Last month was characterized by moderate declines in the US indexes. The major indexes have fallen by 1% or 2%, but many analysts see this as a prelude to larger declines. Concerns about a possible continuation of the declines are mainly based on the unfavorable labor market and CPI data, which came in above forecasts in January.
In addition, expectations for the US interest rate target have risen and are currently at 5.25-5.5%. Selecting a suitable ETF is one way to prepare for a possible negative scenario. It is worth looking at typical defensive funds now, along with some exposure to more aggressive ETFs targeting declines in the S&P 500.
Here are 3 such funds:
1. iShares S&P 500 Value ETF - Investing in Value
One of the basic divisions in the stock market is between growth and value companies. Value stocks are more resilient to market downturns and pay higher dividends on average. iShares S&P 500 Value ETF (NYSE:IVE) is a classic ETF that provides exposure to large-cap US stocks.
Source: www.ishares.com
The ETF is backed by companies in the financial sector, including Warren Buffet's Berkshire Hathaway (NYSE:BRKa). The Oracle of Omaha's investments are primarily value-oriented. At 3.5%, it is the second largest holding on the list after Microsoft (NASDAQ:MSFT).
2. Invesco S&P 500 Equal Weight Utilities - Exposure to Utility Stocks
The utilities sector is one of the most frequently cited segments for well-defended portfolios. This is because companies that provide services such as gas or electricity tend to have a stable market position and customer base.

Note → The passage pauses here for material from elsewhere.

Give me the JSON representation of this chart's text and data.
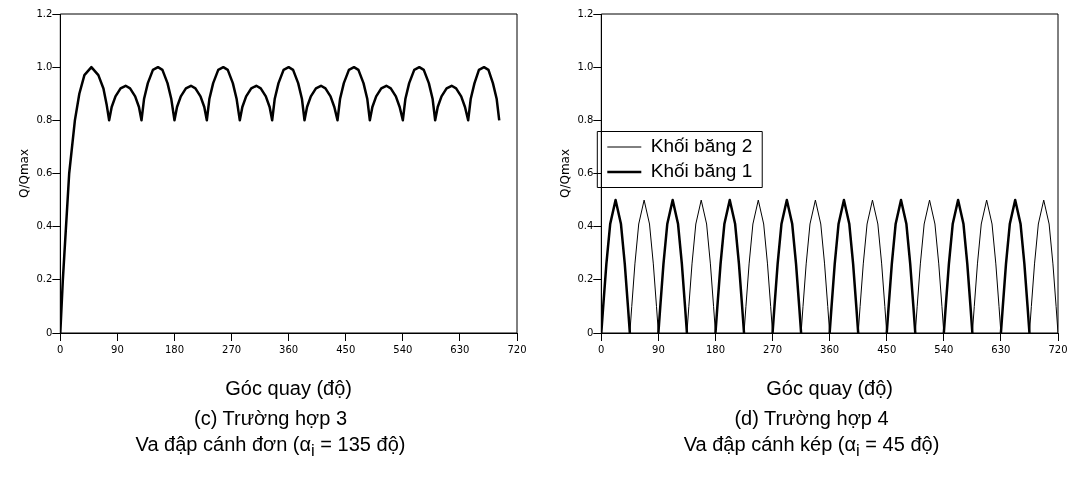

The Invesco S&P 500® Equal Weight Utilities ETF (NYSE:RYU) fund holds mainly large US companies that are experienced in providing essential public services.
Source: www.invesco.com
In terms of portfolio structure, the focus is on utilities. Among individual companies, NRG Energy (NYSE:NRG), which has an upside potential of 67.0%, according to the Fair Value Index, may attract attention.
Source: InvestingPro
The listed company is the second largest holding in the Invesco S&P 500 Equal Weight Utilities ETF, with a weighting of 3.62%.
3. ProShares Short S&P500
You can also benefit from ProShares Short S&P500 ETF (NYSE:SH), a fund designed to profit when the S&P 500 falls. The fund's characteristics are evident when you look at the price action. There has been a clear upward momentum since the beginning of February.
Like the main benchmark, the ETF has the technical potential to move south. The next target for buyers appears to be a strong resistance level in the 16.30 area.
It is important to remember the adage that bulls take the stairs up and bears take the lift down, so we should consider a somewhat shorter timeframe when deciding on a bearish exposure.
Disclosure: The author does not own any of the securities mentioned.